Gearheart told MetroNews affiliate WJLS-AM his interest in state issues has not waned in the time he has been away from the legislature.

 

“I really have done the best that I can to stay out of the way and not to be obtrusive to those people that have been elected and have a job to do, but I’ve paid attention,” said Gearheart. “I’ve got a little bit of politics and government in my blood. There are things that interest me, things, sometimes, that I see happen that anger me, and I think I can be part of the conversation.”

Gearheart said, if elected, he plans to push for tax reform on several fronts, including changes to current state taxes on individual income, corporations, and fuel.

“The gas tax for (Bluefield area businesses) is a major inhibitor. We’ve bonded out that last increase on the gas tax, so it’s going to be really difficult to deal with that, but I know the folks in Mercer County are really, really interested in developing Exit 1 (on Interstate 77), and that’s almost impossible without being able to have some kind of a fuel stop for the traveling public. And it’s just so easy to drive a mile into Virginia and buy that gas 20-25 cents cheaper,” he said.

According to Gearheart, the failure by the West Virginia Legislature to reach an agreement on education reform earlier this year was indicative of a partisan atmosphere that has caused a measure of dysfunction and paralysis within state government.

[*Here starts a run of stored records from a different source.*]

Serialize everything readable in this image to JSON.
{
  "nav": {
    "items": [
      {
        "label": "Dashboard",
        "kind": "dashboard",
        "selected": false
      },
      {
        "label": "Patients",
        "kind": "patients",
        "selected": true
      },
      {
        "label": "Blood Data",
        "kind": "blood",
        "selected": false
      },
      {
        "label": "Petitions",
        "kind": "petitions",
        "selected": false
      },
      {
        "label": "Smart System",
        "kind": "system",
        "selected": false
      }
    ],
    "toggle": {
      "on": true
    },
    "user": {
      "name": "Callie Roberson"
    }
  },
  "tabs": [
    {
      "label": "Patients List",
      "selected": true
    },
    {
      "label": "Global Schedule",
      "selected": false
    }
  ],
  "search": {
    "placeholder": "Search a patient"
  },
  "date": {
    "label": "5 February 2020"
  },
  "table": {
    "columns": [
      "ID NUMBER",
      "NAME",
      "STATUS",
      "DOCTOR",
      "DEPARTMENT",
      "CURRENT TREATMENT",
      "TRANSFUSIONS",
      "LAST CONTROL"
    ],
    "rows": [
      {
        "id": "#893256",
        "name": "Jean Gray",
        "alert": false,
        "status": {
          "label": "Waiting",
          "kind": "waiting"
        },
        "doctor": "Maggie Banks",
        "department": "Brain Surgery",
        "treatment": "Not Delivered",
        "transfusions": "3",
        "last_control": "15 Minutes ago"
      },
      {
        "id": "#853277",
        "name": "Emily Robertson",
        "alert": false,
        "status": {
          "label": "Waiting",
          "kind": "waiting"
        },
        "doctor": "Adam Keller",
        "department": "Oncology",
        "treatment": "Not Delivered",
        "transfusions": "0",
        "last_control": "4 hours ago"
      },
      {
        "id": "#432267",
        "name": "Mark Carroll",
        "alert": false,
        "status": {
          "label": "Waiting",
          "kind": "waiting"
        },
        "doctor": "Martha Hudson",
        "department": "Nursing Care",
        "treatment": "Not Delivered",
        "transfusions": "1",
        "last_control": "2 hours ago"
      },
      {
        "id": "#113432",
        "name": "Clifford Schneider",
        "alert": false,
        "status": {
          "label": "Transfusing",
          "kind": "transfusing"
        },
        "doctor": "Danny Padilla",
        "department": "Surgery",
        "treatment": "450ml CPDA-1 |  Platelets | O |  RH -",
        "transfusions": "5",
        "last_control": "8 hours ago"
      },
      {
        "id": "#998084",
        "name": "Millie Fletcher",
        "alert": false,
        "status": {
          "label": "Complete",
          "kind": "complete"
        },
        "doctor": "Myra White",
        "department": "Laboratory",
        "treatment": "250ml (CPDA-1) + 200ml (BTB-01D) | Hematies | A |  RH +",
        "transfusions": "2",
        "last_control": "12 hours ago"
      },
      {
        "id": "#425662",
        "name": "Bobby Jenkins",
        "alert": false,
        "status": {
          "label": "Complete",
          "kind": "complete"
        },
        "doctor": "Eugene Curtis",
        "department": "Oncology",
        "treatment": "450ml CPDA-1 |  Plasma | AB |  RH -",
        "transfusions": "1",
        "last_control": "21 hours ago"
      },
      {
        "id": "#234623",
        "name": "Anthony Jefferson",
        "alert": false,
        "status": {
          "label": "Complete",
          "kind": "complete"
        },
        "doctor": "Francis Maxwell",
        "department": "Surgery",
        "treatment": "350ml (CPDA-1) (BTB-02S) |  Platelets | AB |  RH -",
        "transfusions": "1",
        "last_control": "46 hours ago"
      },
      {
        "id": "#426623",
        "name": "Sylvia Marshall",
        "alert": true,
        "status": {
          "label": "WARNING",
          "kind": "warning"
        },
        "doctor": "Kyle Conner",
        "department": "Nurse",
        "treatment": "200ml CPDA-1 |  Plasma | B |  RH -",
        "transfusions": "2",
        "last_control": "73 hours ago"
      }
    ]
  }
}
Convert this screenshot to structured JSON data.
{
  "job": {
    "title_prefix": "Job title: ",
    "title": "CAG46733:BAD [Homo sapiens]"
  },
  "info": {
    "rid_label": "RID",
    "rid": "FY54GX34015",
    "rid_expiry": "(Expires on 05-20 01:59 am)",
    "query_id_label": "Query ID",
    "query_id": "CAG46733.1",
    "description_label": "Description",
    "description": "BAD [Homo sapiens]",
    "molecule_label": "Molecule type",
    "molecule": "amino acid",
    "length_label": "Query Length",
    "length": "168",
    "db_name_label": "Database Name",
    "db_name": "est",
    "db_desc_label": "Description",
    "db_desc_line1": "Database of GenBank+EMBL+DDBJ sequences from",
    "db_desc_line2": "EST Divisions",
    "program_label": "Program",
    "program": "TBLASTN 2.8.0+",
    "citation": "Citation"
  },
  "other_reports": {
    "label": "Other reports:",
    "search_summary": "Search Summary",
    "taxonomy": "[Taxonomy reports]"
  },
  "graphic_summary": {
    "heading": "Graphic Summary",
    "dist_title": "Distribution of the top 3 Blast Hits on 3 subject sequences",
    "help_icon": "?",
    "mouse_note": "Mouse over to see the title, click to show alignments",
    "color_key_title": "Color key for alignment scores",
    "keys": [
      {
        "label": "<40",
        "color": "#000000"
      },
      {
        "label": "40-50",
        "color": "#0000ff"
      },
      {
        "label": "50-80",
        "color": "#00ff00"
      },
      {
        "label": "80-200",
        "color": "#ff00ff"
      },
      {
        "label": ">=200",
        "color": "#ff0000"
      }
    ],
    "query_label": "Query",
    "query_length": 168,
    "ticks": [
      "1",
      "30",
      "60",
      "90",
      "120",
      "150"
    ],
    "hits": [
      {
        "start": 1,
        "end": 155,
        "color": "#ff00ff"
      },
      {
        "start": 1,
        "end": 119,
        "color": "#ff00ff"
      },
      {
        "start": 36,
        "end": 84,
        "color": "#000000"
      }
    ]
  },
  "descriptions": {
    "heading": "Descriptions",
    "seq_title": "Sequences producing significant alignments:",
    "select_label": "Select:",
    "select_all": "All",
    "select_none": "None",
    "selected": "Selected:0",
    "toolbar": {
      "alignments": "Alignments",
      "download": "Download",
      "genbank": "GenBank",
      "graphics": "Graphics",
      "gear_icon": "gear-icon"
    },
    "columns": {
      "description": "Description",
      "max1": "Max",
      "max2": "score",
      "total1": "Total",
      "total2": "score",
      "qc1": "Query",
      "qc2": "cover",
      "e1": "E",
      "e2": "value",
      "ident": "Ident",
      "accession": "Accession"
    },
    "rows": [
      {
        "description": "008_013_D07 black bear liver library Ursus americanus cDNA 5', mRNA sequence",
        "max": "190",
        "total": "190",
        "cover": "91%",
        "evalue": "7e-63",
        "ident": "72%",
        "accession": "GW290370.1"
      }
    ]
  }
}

“I am not certain that anyone handled that circumstance very well. I have known (West Virginia Senate President) Mitch Carmichael for many, many years but he basically laid a gauntlet down and sort of punched the union folks in the mouth, a little bit. And usually, that’s not a good way to govern, a good way to get things passed,” said Gearheart.

“By the same token, the education union, it seems to me, they’ve made a great big deal out of what were really, really small issues. I know charter schools was a big part of the debate, going back and forth, but they affect a very minuscule number of the population of students. Really surprised me to find the union willing to walk away from a five percent raise, in exchange for a very small issue that would affect a very small number of students.”

Gearheart, a longtime resident of Bluefield, is a business owner and former middle school teacher. He received an undergraduate degree in Education from Concord College (later Concord University) in 1983.

The district was represented last year by Republicans John Shott, Eric Porterfield and Joe Ellington.